The other amendments to the land allocation plan, and the plan itself, passed without objection. Wythe praised selling the city’s lots in the Walli subdivision.

“I can tell you this is a really high priority for me, getting those eight lots out of the city and onto the tax roll,” Wythe said.

In comments of the audience, Nancy Hillstrand objected to the land sales. Identifying herself as “a lobbyist for fish and birds,” Hillstrand urged the council to look at habitat value of the land.

“We forget about the other creatures that live in this city. We’re going to pave paradise,” she said. “Remember the fish. Remember the wildlife. If you hunt, remember the moose.”

Ironically, one of the parcels the city put up for sale, e-22, the .25-acre sliver of land along Kachemak Drive, is partially between Kachemak Drive and to Hillstrand’s bluff property.

Speaking as a member of the audience, Burgess also made a pitch for the city selling him some land along Shellfish Avenue next to the home he owns with his father, Tony Burgess. The city set the land aside for a water tank, and Burgess asked to acquire some of the land not used for the tank project, but the council did not act on his request.

In other action, the council:

• Passed an ordinance appropriating $30,000, with $7,000 to be added to a match for homeowners on Cottonwood Lane and Fireweed Avenue for improvements to those roads;

• Introduced an ordinance amending city code regarding levy of assessments of property subject to the natural gas distribution assessements.



• Approved a reappointment of Amy Alderfer to the Library Advisory Board;

• Appropriated $8,500 to Aha Consulting for website design and software upgrades;

• Adopted a city social media policy, city website terms and conditions, and a city website links policy, all recommendations of Homer City Manager Katie Koester;

• Approved a memorandum of understanding with the Pratt Museum for interpretive signage on the Homer Spit Trail;

• Awarded a $3,400 contract for hazardous waste survey of the old harbormaster’s office to Satori Group, Anchorage, and

• Approved an agreement for professional mentorship services with MY:T Solutions, a firm owned by former acting city manager Marvin Yoder, at the rate of $500 a day up to $5,000.

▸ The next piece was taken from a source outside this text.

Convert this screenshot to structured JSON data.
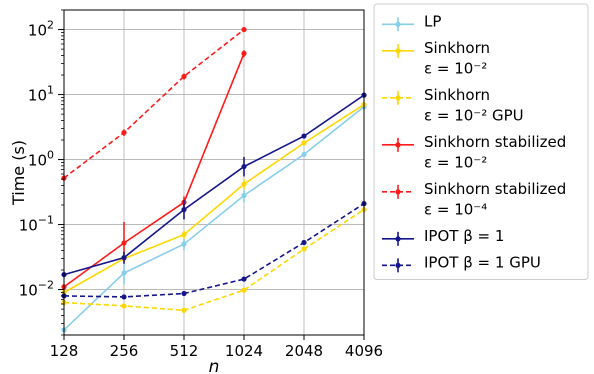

The natural gas assessment ordinance is not related to the Castner v. City of Homer issue. That amendment to the natural gas assessment plan stipulates the fee a new parcel is assessed if a lot is subdivided. Lots created from the original lot pay a connection fee equal to the assessment, with payments allocated to each property assessed in proportion to the amount originally assessed. That ordinance was introduced Monday night, and goes up for a public hearing and second reading at the next meeting of the council starting at 6 p.m. May 11 in the Cowles Council Chambers, Homer City Hall.